Creating and Training a New Parser¶

Extending the AlphaBeta class¶

TODO

A skeleton for extending the AlphaBeta class and defining a new parser class can be found here: https://github.com/hyperbase/hyperbase/blob/master/skeletons/parser_xx.py

Collecting a corpus of sample texts¶

TODO

Files should be named by category and then number. For example:

wikipedia1.txt
wikipedia2.txt
...
books1.txt
...

This allows for the generation of balanced training datasets later on, as well as the testing of accuracy by category.

Extracting sentences¶

For example:

$ python -m hyperbase.scripts.extract-sentences --parser .parser_xx.ParserXX --infile parser-training-data/xx/text-samples/wikipedia1.txt --outfile parser-training-data/xx/sentences/wikipedia1.txt

Annotating sentences to generate a parser training dataset¶

For example:

$ python -m hyperbase.scripts.generate-parser-training-data --parser .parser_xx.ParserXX --indir parser-training-data/de/sentences --outfile parser-training-data/xx/sentence-parses.json

Splitting into training and testing datasets¶

To split the sentence parses dataset into training (66%) and testing (33%) datasets, the following script can be used:

$ python -m hyperbase.scripts.split-parser-training-data --parser .parser_xx.ParserXX --infile parser-training-data/xx/sentence-parses.json

The files sentence-parses-train.json and sentence-parses-test.json will be created in the same directory as the original file, in this case parser-training-data/xx.

Generating alpha training data¶

For example:

$ python -m hyperbase.scripts.generate-alpha-training-data --parser .parser_xx.ParserXX --infile parser-training-data/xx/sentence-parses.json --outfile parser-training-data/xx/atoms.csv

Notice that atoms-train.csv and atoms-test.csv can be generated from the previous split.

Testing the alpha stage¶

With this script and the two datasets, it is now possible to test the accuracy of the alpha stage:

$ python -m hyperbase.scripts.test-alpha --parser .parser_xx.ParserXX --infile parser-training-data/xx/atoms-test.csv --training_data parser-training-data/xx/atoms-train.csv

Overall results are presented, as well as per category.
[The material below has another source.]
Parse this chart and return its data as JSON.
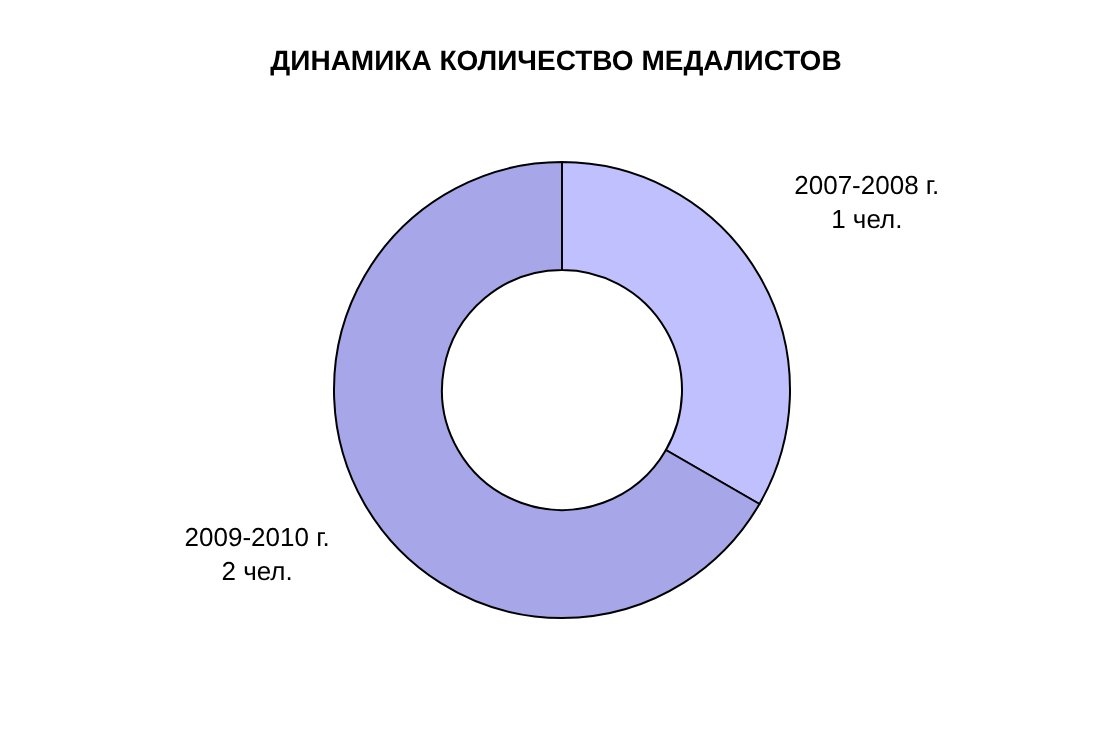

For example:

news accuracy: 0.962852897473997 [648 correct out of 673]
science accuracy: 0.9427083333333334 [543 correct out of 576]
fiction accuracy: 0.9581881533101045 [275 correct out of 287]
non-fiction accuracy: 0.9338235294117647 [254 correct out of 272]
wikipedia accuracy: 0.9482288828337875 [696 correct out of 734]

overall accuracy: 0.950432730133753 [2416 correct out of 2542]

Manual parser testing¶

The full parser can be manually tested. An interactive script is provided for this, that uses as input a sentence file generated by the extract-sentences script discussed above. Of course, it is necessary to use a text corpus different from the one used to train the parser to obtain meaningful results:

$ python -m hyperbase.scripts.manual-parser-test --parser .parser_xx.ParserXX --infile parser-training-data/xx/sentences/manual-test-sentences.txt --outfile parser-training-data/de/manual-test-results.csv

It also makes sense to create sentence files by text category, to be able to appraise accuracy across different kinds of text.